Trump Threatens To Send Detained Immigrants To ‘Sanctuary Cities’ As Retaliation

Updated at 4:45 p.m. ET

President Trump said that he is strongly considering sending detained immigrants in the country illegally to "sanctuary cities" to try to punish Democrats who have opposed his stringent immigration proposals.

He said in tweets Friday that because Democrats have been unwilling to change immigration laws, his administration is considering "placing" such immigrants there.

The comments from Trump follow a Washington Post report on Thursday that White House officials had been considering such a move "to retaliate against President Trump's political adversaries."

Trump aides had reportedly proposed such a transfer twice — last November, as a migrant caravan seeking asylum in the U.S. approached the country's border with Mexico, and again in February during a fight with Congress over funding for his border wall following a 35-day government shutdown that eventually resulted in his declaring a national emergency to obtain the funds.

Also according to the Post, the White House argued to the Immigration and Customs Enforcement agency that its plan was designed to find a solution to a lack of detention space along with "political retribution" against Democrats. But ICE lawyers "rejected the idea as inappropriate and rebuffed the administration."

One of the cities Trump had reportedly hoped to target was House Speaker Nancy Pelosi's San Francisco district.
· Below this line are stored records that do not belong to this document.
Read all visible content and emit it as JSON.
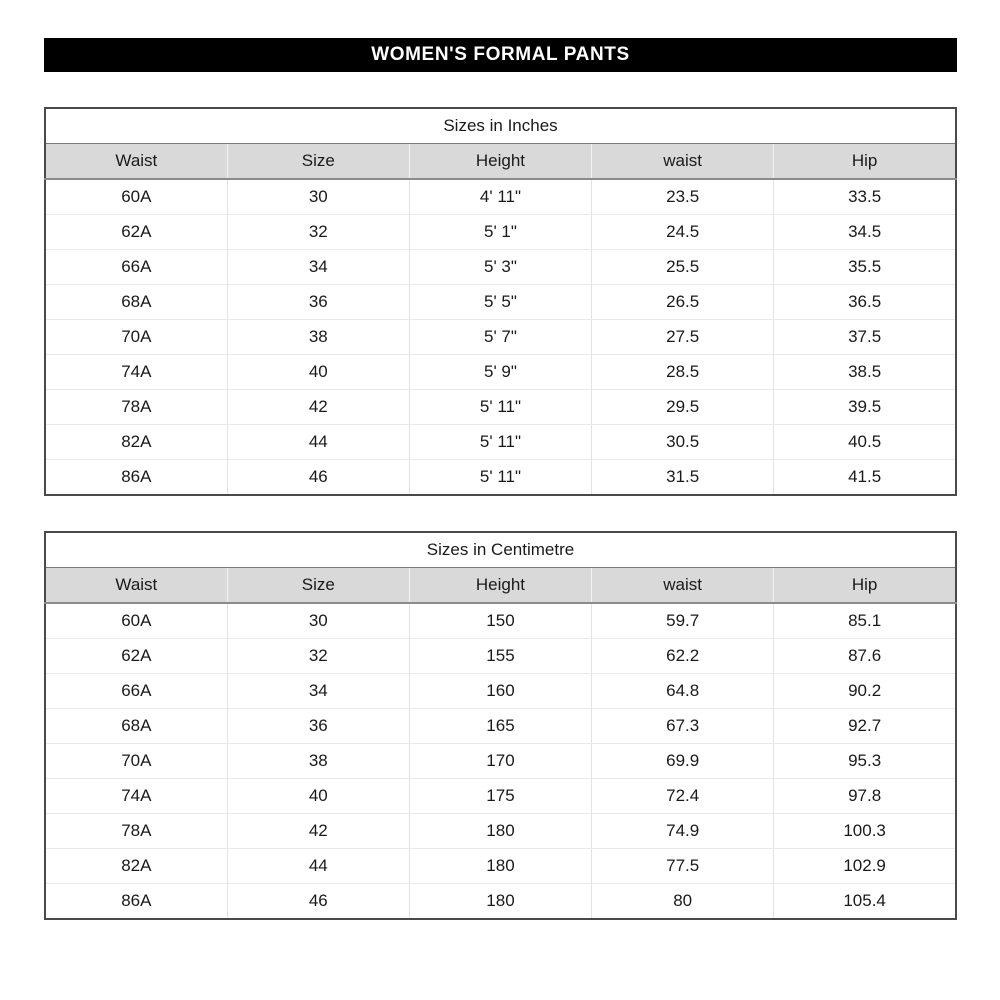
{
  "page": {
    "title": "WOMEN'S FORMAL PANTS"
  },
  "colors": {
    "title_bar_bg": "#000000",
    "title_bar_text": "#ffffff",
    "header_row_bg": "#d9d9d9",
    "outer_border": "#4a4a4a",
    "header_bottom_border": "#8c8c8c",
    "row_divider": "#e9e9e9",
    "column_divider": "#e2e2e2",
    "body_text": "#1a1a1a"
  },
  "tables": [
    {
      "caption": "Sizes in Inches",
      "columns": [
        "Waist",
        "Size",
        "Height",
        "waist",
        "Hip"
      ],
      "rows": [
        [
          "60A",
          "30",
          "4' 11\"",
          "23.5",
          "33.5"
        ],
        [
          "62A",
          "32",
          "5' 1\"",
          "24.5",
          "34.5"
        ],
        [
          "66A",
          "34",
          "5' 3\"",
          "25.5",
          "35.5"
        ],
        [
          "68A",
          "36",
          "5' 5\"",
          "26.5",
          "36.5"
        ],
        [
          "70A",
          "38",
          "5' 7\"",
          "27.5",
          "37.5"
        ],
        [
          "74A",
          "40",
          "5' 9\"",
          "28.5",
          "38.5"
        ],
        [
          "78A",
          "42",
          "5' 11\"",
          "29.5",
          "39.5"
        ],
        [
          "82A",
          "44",
          "5' 11\"",
          "30.5",
          "40.5"
        ],
        [
          "86A",
          "46",
          "5' 11\"",
          "31.5",
          "41.5"
        ]
      ]
    },
    {
      "caption": "Sizes in Centimetre",
      "columns": [
        "Waist",
        "Size",
        "Height",
        "waist",
        "Hip"
      ],
      "rows": [
        [
          "60A",
          "30",
          "150",
          "59.7",
          "85.1"
        ],
        [
          "62A",
          "32",
          "155",
          "62.2",
          "87.6"
        ],
        [
          "66A",
          "34",
          "160",
          "64.8",
          "90.2"
        ],
        [
          "68A",
          "36",
          "165",
          "67.3",
          "92.7"
        ],
        [
          "70A",
          "38",
          "170",
          "69.9",
          "95.3"
        ],
        [
          "74A",
          "40",
          "175",
          "72.4",
          "97.8"
        ],
        [
          "78A",
          "42",
          "180",
          "74.9",
          "100.3"
        ],
        [
          "82A",
          "44",
          "180",
          "77.5",
          "102.9"
        ],
        [
          "86A",
          "46",
          "180",
          "80",
          "105.4"
        ]
      ]
    }
  ]
}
When asked by reporters on Friday morning about the Post's report, prior to Trump's tweet confirmation, she said she wasn't aware of it but that such an idea was disrespectful to the country.

"I don't know anything about it," Pelosi said, "but, again, it's just another notion that is unworthy of the presidency of the United States and disrespectful of the challenges that we face as a country, as a people, to address who we are: a nation of immigrants."

UnidosUS, a Latino civil rights organization that was formerly known as the National Council of La Raza, said in a statement that Trump's threats were "beyond reprehensible."

"It seems that not only is President Trump attempting to utilize human beings, who have already experienced a traumatic situation, as tools to get back at political foes, but as a vehicle to further divide communities by stoking racial tensions," UnidosUS President and CEO Janet Murguia said in a statement.